Sometimes, blood vessels in the brain get blocked or broken. Stroke is the resulting brain damage. Perinatal stroke is stroke in a fetus or newborn. It is a common cause of cerebral palsy and other disabilities. Diagnosis of this condition requires brain imaging.
There are different types of perinatal stroke. Each has different causes. However, many of these causes are only partially understood.
Most children who experience perinatal stroke have long-term neurological problems. They may require treatment for physical, developmental, and psychosocial complications.
DESCRIPTION AND DEFINITIONS
All perinatal strokes are related to localized injuries in the brain’s blood vessels. They can occur any time during the neonatal period. The neonatal period lasts from the middle of pregnancy to the first month after birth. There are several specific perinatal stroke diseases. These are defined in two ways. The first is by how the brain’s blood vessels are affected. The second is by when the child first shows symptoms.
Arterial Ischemic Stroke (AIS)
Arterial ischemic stroke is the most common type of perinatal stroke. AIS occurs when an artery is blocked by a blood clot.
Arteries are the blood vessels that carry blood to the brain. Two pairs of arteries carry blood in the neck. The first pair are located at the front of the neck. They are called the carotid arteries. The second pair are located at the back of the neck. They are called the vertebral arteries.
After reaching the brain, these arteries connect in a circle. This circle is called the Circle of Willis. From there, the arteries spread out like tree branches. The largest branch is the middle cerebral artery. A lack of blood flow in these branches can lead to brain damage within minutes. This lack of blood flow is known as ischemia.
Cerebral Sinovenous Thrombosis (CSVT)
Veins carry blood from the brain back to the heart. The largest veins in the brain are called sinuses. In cerebral sinovenous thrombosis, a blood clot occurs in the veins or sinuses. This blocks the drainage of blood from the brain. It may also lead to brain damage, or stroke.
Periventricular Venous Infarction (PVI)
Periventricular venous infarction is a unique type of venous stroke affecting the fetus. In PVI, weak blood vessels break in the white matter of the brain. This impairs blood drainage. It can damage the motor pathways, resulting in cerebral palsy.
Hemorrhagic Stroke (HS)
Sometimes, blood vessel in the brain breaks, or “hemorrhages.” This results in bleeding in the brain. Hemorrhagic stroke happens when blood spills directly into brain tissue, causing damage. Hemorrhages can also occur in spaces beside the brain.
Brain conditions unique to premature babies and not further discussed in this entry include:
- Intraventricular Hemorrhage. Bleeding into cavities in the brain called ventricles. The blood vessels are fragile in preterm babies.

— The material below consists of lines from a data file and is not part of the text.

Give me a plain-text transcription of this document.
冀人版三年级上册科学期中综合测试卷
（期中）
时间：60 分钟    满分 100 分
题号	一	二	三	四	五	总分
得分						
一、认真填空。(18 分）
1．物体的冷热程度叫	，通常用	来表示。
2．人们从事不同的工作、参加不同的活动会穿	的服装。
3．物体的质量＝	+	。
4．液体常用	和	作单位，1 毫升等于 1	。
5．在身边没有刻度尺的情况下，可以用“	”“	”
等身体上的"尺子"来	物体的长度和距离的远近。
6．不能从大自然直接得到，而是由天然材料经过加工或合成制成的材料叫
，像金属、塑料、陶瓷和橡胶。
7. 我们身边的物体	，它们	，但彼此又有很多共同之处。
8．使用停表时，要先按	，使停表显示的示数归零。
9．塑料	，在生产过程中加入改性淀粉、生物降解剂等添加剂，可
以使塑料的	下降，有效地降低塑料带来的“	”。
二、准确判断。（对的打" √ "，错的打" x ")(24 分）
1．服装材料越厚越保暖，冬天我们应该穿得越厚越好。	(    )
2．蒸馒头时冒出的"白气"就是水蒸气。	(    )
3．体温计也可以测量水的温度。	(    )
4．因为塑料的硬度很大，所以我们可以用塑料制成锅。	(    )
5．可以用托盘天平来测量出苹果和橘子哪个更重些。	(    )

- Hypoxic-ischemic Encephalopathy. Lack of blood flow and oxygen to the entire brain.
SYMPTOMS AND PHYSICAL SIGNS
Perinatal stroke usually presents in one of two ways.
1. Signs may be recognized in the first hours or days of life. Seizures are the most common sign of perinatal stroke. However, a baby may also be lethargic or have breathing problems. AIS, CSVT and HS in neonates can all present this way.
This is called an “acute symptomatic neonatal stroke.” Unlike older children and adults, most neonates do not show a sudden onset of symptoms.
2. Signs may be recognized later in childhood. Sometimes, stroke occurs well before birth or does not result in seizures. In these cases, the first sign of stroke may be early hand preference or another motor–development asymmetry. Parents often notice these signs when a baby is about 6 months old. PVI always presents this way. AIS often does, too.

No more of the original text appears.